Frank Downes (1921-2005)

In an obituary for the Birmingham Post, Duncan Honeybourne remembers a chronicler of twentieth century British orchestral life who became a groundbreaking pioneer in music education.

Horn Player, Writer, Broadcaster and Lecturer
Born Walsall, 21st November 1921
Died Burton-upon-Trent, 28th December 2005, aged 84

With the death of Frank Downes on 28th December, the Midlands has lost one of its most distinguished and best loved musical figures. His long and varied career reached its apex during his sixteen year tenure, between 1970 and 1986, as Head of Orchestral Studies at the Birmingham School of Music (now the Conservatoire) where his charismatic leadership inspired and guided generations of young musicians in new and adventurous artistic directions. But it was as a professional horn player that Downes made his name and, on the publication of his highly entertaining autobiography, “Around the Horn”, in 1994, Sir Simon Rattle commended the book for its “fascinating insights into the life of an orchestral player. “The dedication and commitment of musicians such as Frank”, he wrote, “have been the backbone of the development of our fine orchestras in the UK.”

Frank Downes was born at 11B Stafford Street, Walsall, on 21st November 1921, the eighth child in a family of ten. A slaughterhouse stood at the rear of the family home and this, with “trams rattling over the cobbled street at the front” was, as Downes recalled, “hardly conducive to music making”. The Downes parents were themselves unmusical, Frank’s father claiming that the musical genes must have been inherited from a great-grandfather, a Willenhall clog dancer. Remarkably, two of the Downes children were to become professional musicians of distinction, heading what remains one of the most gifted dynasties in Midlands music. Frank Downes made his public debut as a pianist when, at the age of eleven, he performed the Bach F minor Piano Concerto in Birmingham, subsequently broadcasting as a solo pianist in Children’s Hour from the BBC’s Broad Street studios. Downes remembered these occasions as having brought him overnight popularity with his classmates on account of their having been dismissed earlier from school to enable them to listen to the live broadcast.

Having turned his attentions to the French Horn, Downes joined the RAF Central Band, one a phenomenally gifted cohort of young wartime members, whilst continuing his horn studies with the help of a scholarship at the Royal College of Music in London. He later took lessons with the legendary and much-lamented horn player Dennis Brain and, whilst on tour abroad, with the Belgian Jean Faulx.

After the cessation of hostilities in 1945, Frank Downes undertook a tour with the Sadlers Wells Ballet Orchestra before joining the Royal Liverpool Philharmonic Orchestra, with which he toured extensively and appeared at the first Edinburgh International Festival in 1947. He returned to the Midlands in 1949 upon his appointment to the City of Birmingham Symphony Orchestra, then under the direction of George Weldon and, in 1953, health problems prompted a further move to the BBC Midland Light Orchestra, whose studio-based activities were physically less demanding than the constant touring schedule of the CBSO. He was to be a constant presence in the region’s concert venues, and as an orchestral and chamber music player on the regional and national airwaves, for the next twenty years.

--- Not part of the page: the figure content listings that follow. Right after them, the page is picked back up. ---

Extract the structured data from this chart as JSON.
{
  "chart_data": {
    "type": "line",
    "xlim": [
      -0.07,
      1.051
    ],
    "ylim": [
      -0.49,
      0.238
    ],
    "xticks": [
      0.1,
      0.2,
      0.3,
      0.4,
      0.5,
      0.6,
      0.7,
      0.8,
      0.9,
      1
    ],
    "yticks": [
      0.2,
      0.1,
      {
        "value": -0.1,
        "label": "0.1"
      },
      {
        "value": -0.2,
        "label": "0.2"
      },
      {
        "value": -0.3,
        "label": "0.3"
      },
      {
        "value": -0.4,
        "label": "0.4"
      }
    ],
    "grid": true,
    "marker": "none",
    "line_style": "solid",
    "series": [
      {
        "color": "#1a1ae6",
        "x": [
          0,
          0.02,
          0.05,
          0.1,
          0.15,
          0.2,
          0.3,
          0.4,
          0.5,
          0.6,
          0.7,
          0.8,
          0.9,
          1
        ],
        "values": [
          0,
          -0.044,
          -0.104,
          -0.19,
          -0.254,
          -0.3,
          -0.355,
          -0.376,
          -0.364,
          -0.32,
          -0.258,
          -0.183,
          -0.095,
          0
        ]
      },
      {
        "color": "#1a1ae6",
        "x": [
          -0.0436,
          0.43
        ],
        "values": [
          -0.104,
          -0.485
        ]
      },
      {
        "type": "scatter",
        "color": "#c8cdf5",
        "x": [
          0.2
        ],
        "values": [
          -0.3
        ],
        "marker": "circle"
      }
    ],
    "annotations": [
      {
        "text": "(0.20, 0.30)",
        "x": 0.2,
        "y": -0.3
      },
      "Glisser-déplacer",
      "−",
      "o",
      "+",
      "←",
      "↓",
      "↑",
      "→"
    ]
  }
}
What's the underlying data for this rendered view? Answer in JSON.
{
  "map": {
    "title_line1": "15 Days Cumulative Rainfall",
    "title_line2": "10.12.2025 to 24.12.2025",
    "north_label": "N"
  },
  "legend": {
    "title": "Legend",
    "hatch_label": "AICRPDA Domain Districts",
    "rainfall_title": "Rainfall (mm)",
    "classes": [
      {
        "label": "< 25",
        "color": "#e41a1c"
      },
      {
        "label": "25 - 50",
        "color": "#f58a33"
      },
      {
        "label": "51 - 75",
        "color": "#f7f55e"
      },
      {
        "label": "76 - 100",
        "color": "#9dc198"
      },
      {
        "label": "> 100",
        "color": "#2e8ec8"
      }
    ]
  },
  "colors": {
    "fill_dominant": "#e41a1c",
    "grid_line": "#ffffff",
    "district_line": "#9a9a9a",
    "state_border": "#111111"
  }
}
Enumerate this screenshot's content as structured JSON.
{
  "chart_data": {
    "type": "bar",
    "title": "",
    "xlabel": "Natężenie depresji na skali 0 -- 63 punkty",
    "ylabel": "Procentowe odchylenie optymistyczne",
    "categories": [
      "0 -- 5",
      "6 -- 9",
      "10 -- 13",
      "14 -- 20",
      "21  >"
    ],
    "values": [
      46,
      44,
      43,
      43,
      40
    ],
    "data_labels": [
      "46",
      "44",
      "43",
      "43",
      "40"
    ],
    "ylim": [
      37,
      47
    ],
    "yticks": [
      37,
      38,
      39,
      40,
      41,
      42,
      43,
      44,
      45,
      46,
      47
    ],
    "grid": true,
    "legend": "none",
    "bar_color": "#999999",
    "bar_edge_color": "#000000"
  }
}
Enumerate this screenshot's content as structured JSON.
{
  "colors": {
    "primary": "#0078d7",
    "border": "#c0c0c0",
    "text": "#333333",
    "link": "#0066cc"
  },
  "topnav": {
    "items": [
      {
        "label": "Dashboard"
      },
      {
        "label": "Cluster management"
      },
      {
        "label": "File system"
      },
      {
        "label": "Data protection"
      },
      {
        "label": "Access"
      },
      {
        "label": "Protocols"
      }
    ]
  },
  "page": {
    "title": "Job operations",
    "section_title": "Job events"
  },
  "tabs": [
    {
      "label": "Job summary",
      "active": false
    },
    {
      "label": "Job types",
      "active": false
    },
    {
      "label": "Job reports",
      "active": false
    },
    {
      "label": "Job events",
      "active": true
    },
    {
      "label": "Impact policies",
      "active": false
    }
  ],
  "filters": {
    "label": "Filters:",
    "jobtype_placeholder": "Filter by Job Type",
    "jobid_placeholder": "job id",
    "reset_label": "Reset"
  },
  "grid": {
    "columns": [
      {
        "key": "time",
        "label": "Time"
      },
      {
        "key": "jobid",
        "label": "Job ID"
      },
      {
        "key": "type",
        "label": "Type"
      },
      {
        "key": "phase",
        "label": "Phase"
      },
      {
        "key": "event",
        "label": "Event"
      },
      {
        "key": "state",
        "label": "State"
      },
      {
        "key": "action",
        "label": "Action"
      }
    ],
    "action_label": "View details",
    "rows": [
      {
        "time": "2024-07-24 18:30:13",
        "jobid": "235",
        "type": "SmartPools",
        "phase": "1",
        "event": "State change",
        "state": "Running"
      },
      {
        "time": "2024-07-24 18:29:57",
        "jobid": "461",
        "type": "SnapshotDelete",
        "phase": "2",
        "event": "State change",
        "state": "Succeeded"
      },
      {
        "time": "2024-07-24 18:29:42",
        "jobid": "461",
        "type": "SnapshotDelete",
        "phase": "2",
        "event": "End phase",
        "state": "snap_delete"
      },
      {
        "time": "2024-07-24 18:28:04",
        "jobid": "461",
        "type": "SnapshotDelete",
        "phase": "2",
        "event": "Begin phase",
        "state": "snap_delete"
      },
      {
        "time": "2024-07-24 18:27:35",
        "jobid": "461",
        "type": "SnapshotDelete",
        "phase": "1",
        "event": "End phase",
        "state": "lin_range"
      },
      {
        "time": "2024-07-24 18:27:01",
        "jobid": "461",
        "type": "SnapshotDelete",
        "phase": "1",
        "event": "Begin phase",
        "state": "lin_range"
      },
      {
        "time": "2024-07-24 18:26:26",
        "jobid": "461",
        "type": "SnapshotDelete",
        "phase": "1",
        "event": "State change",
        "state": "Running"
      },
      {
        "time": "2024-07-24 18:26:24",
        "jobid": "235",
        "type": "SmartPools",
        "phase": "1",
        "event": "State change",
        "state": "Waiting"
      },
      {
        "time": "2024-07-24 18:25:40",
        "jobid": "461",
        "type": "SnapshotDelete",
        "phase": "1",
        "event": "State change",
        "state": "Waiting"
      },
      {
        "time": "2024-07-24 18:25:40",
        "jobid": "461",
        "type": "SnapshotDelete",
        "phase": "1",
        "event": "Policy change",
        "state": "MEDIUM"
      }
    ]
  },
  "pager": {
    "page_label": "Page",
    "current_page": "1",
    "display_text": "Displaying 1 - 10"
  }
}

In 1970 Frank Downes took up the post of Head of Orchestral Studies at the Birmingham School of Music, radically redesigning curriculum and course structures and raising standards of professional orchestral training. He pioneered links between the School of Music and the CBSO and introduced an innovative collaboration with the BBC, thus offering new generations of students an insight into the world of broadcasting. On his retirement, in 1986, Downes was made an Honorary Master of the Open University at a ceremony in Birmingham Town Hall, and later was appointed to an Honorary Fellowship of the Birmingham Conservatoire.

Frank Downes continued to take a great interest in the activities of the Birmingham Conservatoire, and in the world of Birmingham music in general. Much loved and respected by many hundreds of former students, he took particular pride in the remarkable musical achievements of his own family; predeceased by his wife, Iris, in 1997, he is survived by a daughter, Judith, and by his son, the distinguished composer Andrew Downes. Among his four grandchildren are soprano Paula Downes and violinist Anna Downes, who founded the Central England Ensemble in 2001 and thus continues the long family involvement in Midland music making.

Frank Downes died at the Queen’s Hospital, Burton-upon-Trent on December 28th after a short illness. His funeral service will take place at Streetly Crematorium on Friday 6th January at 10.30am.